DM: I just wanted to ask you about another thing, there is a lot going on I know in the Cabinet Office and the beady eye you keep on government costs and government contracts and things like that. We see that Serco and G4S have been hauled in before the Public Accounts Committee later this week, now these are companies that have been investigated for allegations of fraud and all kinds of things and huge amounts of public money go to them. No doubt you’ll be keeping a very close eye on what they say at the Public Accounts Committee.

FRANCIS MAUDE: Yes indeed and it isn’t just those companies that are going in front of the PAC, it is also some other outsourcing companies. Governments over many years now have been taking the view that the old approach that all public services have to be delivered by the public sector, that’s an old fashioned and outdated view and there are many better ways of doing things. Now one of them is straightforward outsourcing, the view we as a coalition have taken is that the old yes/no choice between in house and full blooded outsourcing, that’s a bit out of date as well. So we’re going for a much broader and more sophisticated approach where we are looking at joint ventures, we announced one the other day where the interests of the tax payer and the public and the outsourced supplier, the new entity that we create as a joint venture, are properly ed and we can see continuing to drive down costs. So we are looking at much better ways of doing it but the issues that we have been with contracts all flow so far [inaudible] by the last government.

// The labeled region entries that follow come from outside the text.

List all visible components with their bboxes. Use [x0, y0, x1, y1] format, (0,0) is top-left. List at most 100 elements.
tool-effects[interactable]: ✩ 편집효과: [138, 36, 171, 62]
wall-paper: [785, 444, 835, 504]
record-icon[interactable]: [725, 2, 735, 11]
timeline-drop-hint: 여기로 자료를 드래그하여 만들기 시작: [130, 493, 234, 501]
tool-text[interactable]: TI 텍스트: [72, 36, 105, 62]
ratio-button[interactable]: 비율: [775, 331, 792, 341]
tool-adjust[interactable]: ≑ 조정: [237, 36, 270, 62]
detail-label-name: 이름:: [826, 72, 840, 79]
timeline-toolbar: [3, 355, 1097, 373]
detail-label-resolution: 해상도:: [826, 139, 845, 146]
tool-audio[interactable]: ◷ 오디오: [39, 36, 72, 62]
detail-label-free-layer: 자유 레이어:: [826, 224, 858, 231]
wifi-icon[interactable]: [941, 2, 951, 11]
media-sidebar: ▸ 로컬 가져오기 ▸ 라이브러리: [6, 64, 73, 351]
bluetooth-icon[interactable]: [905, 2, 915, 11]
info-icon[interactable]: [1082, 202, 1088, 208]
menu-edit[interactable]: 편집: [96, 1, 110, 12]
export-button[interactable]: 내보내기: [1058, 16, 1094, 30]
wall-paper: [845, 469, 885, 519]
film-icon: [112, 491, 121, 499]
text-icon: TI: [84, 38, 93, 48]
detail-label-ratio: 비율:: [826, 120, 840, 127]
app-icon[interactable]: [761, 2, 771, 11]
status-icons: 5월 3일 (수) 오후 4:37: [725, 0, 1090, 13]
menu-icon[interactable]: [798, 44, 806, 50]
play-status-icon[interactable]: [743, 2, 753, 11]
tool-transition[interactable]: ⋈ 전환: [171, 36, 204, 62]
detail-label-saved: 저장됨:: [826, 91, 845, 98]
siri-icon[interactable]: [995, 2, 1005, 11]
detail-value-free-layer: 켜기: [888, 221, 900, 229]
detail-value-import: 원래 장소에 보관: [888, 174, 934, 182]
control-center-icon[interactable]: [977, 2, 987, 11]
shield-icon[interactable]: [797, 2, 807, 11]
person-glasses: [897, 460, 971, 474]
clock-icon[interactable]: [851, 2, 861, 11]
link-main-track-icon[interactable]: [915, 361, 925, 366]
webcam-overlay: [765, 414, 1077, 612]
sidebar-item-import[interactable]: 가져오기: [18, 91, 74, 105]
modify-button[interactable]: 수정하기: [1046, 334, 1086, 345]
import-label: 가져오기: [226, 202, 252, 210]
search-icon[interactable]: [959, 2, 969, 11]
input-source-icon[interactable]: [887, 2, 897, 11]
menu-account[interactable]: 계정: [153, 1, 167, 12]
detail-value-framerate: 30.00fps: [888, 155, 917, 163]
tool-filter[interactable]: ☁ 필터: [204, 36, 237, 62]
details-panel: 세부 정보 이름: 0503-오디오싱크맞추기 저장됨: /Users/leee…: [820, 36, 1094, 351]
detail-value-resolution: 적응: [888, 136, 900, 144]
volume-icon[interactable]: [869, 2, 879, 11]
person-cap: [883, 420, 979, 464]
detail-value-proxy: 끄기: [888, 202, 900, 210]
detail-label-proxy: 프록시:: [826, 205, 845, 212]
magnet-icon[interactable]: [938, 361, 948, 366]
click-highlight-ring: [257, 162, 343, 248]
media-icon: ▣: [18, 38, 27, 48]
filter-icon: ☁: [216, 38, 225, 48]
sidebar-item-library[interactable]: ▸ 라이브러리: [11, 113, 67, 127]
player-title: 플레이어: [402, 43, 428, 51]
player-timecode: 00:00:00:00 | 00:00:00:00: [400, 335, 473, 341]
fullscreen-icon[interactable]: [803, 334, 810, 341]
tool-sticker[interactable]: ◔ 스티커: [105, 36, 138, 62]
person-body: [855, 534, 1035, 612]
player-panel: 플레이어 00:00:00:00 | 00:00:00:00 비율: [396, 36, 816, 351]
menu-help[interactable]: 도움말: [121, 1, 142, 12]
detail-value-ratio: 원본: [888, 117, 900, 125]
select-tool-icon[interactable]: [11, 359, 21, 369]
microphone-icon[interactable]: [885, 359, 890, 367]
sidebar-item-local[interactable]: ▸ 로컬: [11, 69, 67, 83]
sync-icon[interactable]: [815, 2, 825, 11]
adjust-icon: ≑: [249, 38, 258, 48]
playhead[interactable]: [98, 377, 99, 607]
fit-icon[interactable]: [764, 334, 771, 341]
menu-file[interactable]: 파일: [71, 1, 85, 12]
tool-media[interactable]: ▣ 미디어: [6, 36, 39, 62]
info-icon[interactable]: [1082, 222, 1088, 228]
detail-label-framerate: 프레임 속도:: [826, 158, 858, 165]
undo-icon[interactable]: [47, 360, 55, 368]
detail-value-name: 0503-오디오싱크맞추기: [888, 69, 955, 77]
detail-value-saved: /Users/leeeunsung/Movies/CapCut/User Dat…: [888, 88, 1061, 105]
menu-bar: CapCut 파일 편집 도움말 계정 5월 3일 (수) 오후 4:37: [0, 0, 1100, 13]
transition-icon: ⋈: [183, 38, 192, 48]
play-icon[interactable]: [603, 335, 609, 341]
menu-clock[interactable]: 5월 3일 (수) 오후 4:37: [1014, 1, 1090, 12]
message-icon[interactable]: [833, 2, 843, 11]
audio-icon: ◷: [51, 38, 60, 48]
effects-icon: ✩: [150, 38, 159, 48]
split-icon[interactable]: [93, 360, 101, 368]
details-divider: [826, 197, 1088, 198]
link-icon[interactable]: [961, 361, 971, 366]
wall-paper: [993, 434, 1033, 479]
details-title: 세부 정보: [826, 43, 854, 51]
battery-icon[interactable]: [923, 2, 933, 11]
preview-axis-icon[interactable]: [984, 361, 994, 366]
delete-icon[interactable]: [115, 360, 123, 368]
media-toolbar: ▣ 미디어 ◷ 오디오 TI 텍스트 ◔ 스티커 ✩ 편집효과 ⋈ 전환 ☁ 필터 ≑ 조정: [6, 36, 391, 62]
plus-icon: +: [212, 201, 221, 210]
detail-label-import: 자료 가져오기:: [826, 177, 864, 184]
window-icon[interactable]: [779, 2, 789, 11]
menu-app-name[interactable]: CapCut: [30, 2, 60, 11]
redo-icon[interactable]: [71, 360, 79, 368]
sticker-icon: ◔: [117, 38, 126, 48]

DM: The specific issue is the appropriateness of these companies who have been accused, one of them has been accused of attempting to defraud – and it is an accusation – defraud the Ministry of Justice for instance. If those allegations are proven and the Serious Fraud Office is looking into it, is it appropriate that companies like that continue to get public money?

FRANCIS MAUDE: Well those allegations obviously are being properly investigated as you’d expect and we await the outcome of those investigations. Obviously we need to be sure that companies to whom we entrust the discharge of important public services can be relied upon so companies that have been accused of malpractice need to show that the have dealt with the issues in a robust way and a sustainable way so that they can win back the trust of the government, win back the trust of the public and the taxpayer can be confident that taxpayers money is well spent. So far we have saved a lot of taxpayers money by doing things much better in a much more kind of grown-up and business like way than had traditionally been the case. Last year alone through the activities that I lead in the Cabinet Office the government saved over £10 billion of taxpayers money and we intend to go further down this path, but we need to be confident that the companies to whom we entrust important public services have got themselves sorted out so that we can rely on them.

DM: And lastly, Mr Maude, just a thought on is it worthwhile having a look at this proposal on the front of the Sunday Times today, is it worthwhile having a look at lowering the age of consent in the UK?

FRANCIS MAUDE: Well I saw the story, I saw the interview by this academic and I am afraid I profoundly disagree. The law, the age of consent as it is, is there to protect young people and I see nothing remotely resembling a case which suggests that this should be reopened.

DM: Mr Maude, thank you very much indeed, Francis Maude there.